Amanda Higgins had gone home for the day to help her mother, so there were only Jack and Pam with Mrs. Buckle when George Lester began to state his errand.

“I think you used to know a man named Mose Paget?” He was looking at Mrs. Buckle as he spoke, and Pam felt a queer contraction of her heart as she told herself that Mose was dead; she was sure of it from the stranger’s manner of speaking.

“Yes, I knew him, but I’m sorry to say he was not very well worth knowing,” answered Mrs. Buckle. “He was downright good to my poor husband when he was dying, but the fellow played me rather a dirty trick afterwards in going off and leaving me in the lurch just at seeding time. I can’t think how I would have got through if it had not been for Miss Walsh and her brother. The way Mose treated that poor little half-brother of his was just shameful, too, so I’m not to say proud of his acquaintance.”

“The man is dead.” George Lester spoke in a quiet tone, but his voice sounded loud in the ears of Pam, who had difficulty in suppressing a sob.

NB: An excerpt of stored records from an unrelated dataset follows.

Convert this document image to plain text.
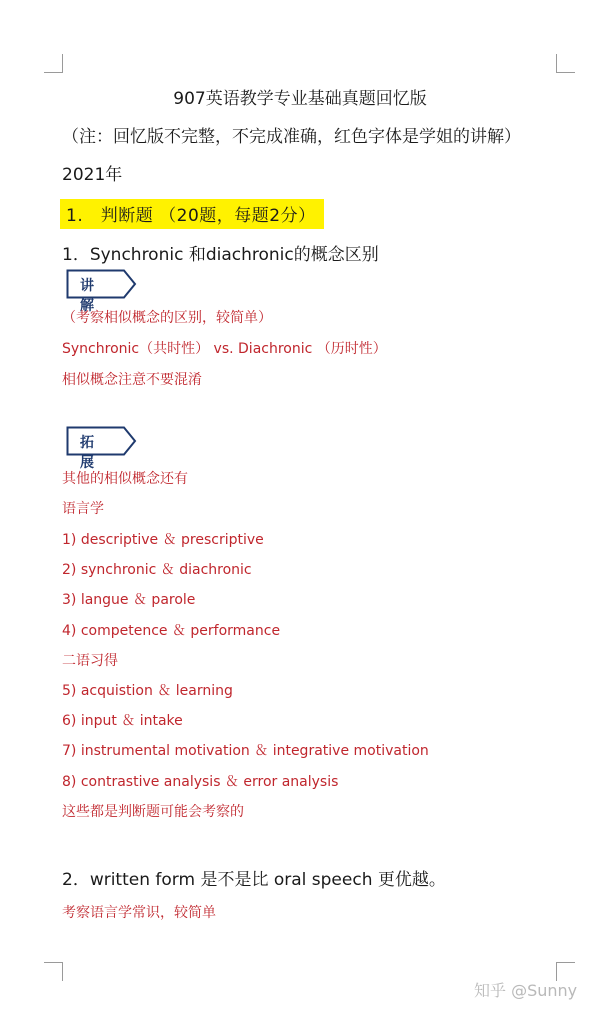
907英语教学专业基础真题回忆版
（注：回忆版不完整，不完成准确，红色字体是学姐的讲解）
2021年
1.　判断题 （20题，每题2分）
1．Synchronic 和diachronic的概念区别
讲解
（考察相似概念的区别，较简单）
Synchronic（共时性） vs. Diachronic （历时性）
相似概念注意不要混淆
拓展
其他的相似概念还有
语言学
1) descriptive ＆ prescriptive
2) synchronic ＆ diachronic
3) langue ＆ parole
4) competence ＆ performance
二语习得
5) acquistion ＆ learning
6) input ＆ intake
7) instrumental motivation ＆ integrative motivation
8) contrastive analysis ＆ error analysis
这些都是判断题可能会考察的
2．written form 是不是比 oral speech 更优越。
考察语言学常识，较简单
知乎 @Sunny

She was thinking of all the tragedies that lay behind the wasted days of Mose Paget, and of Galena’s spoiled life, for spoiled it had been to a certain extent.

Mrs. Buckle threw up her hands in surprise.

“Dead, is he? Well, the world isn’t much the poorer anyhow. Not but what he had his good streaks; but there! a man would be bad indeed if there was not some good in him.”

“Did you know that he had a quarrel with your husband?” asked George Lester, who had opened a bulky pocket-book, and was busy sorting papers.

“Why, no, Sam never told me anything about it,” replied Mrs. Buckle.

Pam gave a sudden start as a wonderful possibility flashed upon her mind. She went rather white, too, and there was a sound of surging waters in her ears, so that the voice of George Lester seemed to come to her from a great distance.

“Two nights before I left on furlough,” he was saying, “we had word brought us of a shooting affray at a saloon in the mining town at the bottom of Black Cow Pass. Things are pretty lively down there as a rule, and we have to go fully armed; we have to use our weapons, too, for mostly that man is safest who is first in with the shooting irons. On this night I went down with one other man, and we found that there had been a fight between two of the miners, and the one getting the worst of it had pulled out his revolver, shooting wildly. He did not hit the man with whom he had been fighting, but another man sitting in a far corner got the bullet in his chest. It was easy to see the poor fellow had been badly hit, and one of the boys started to ride for the doctor; fifteen miles he would have to ride, on a bad trail, and the rain coming down at a pour.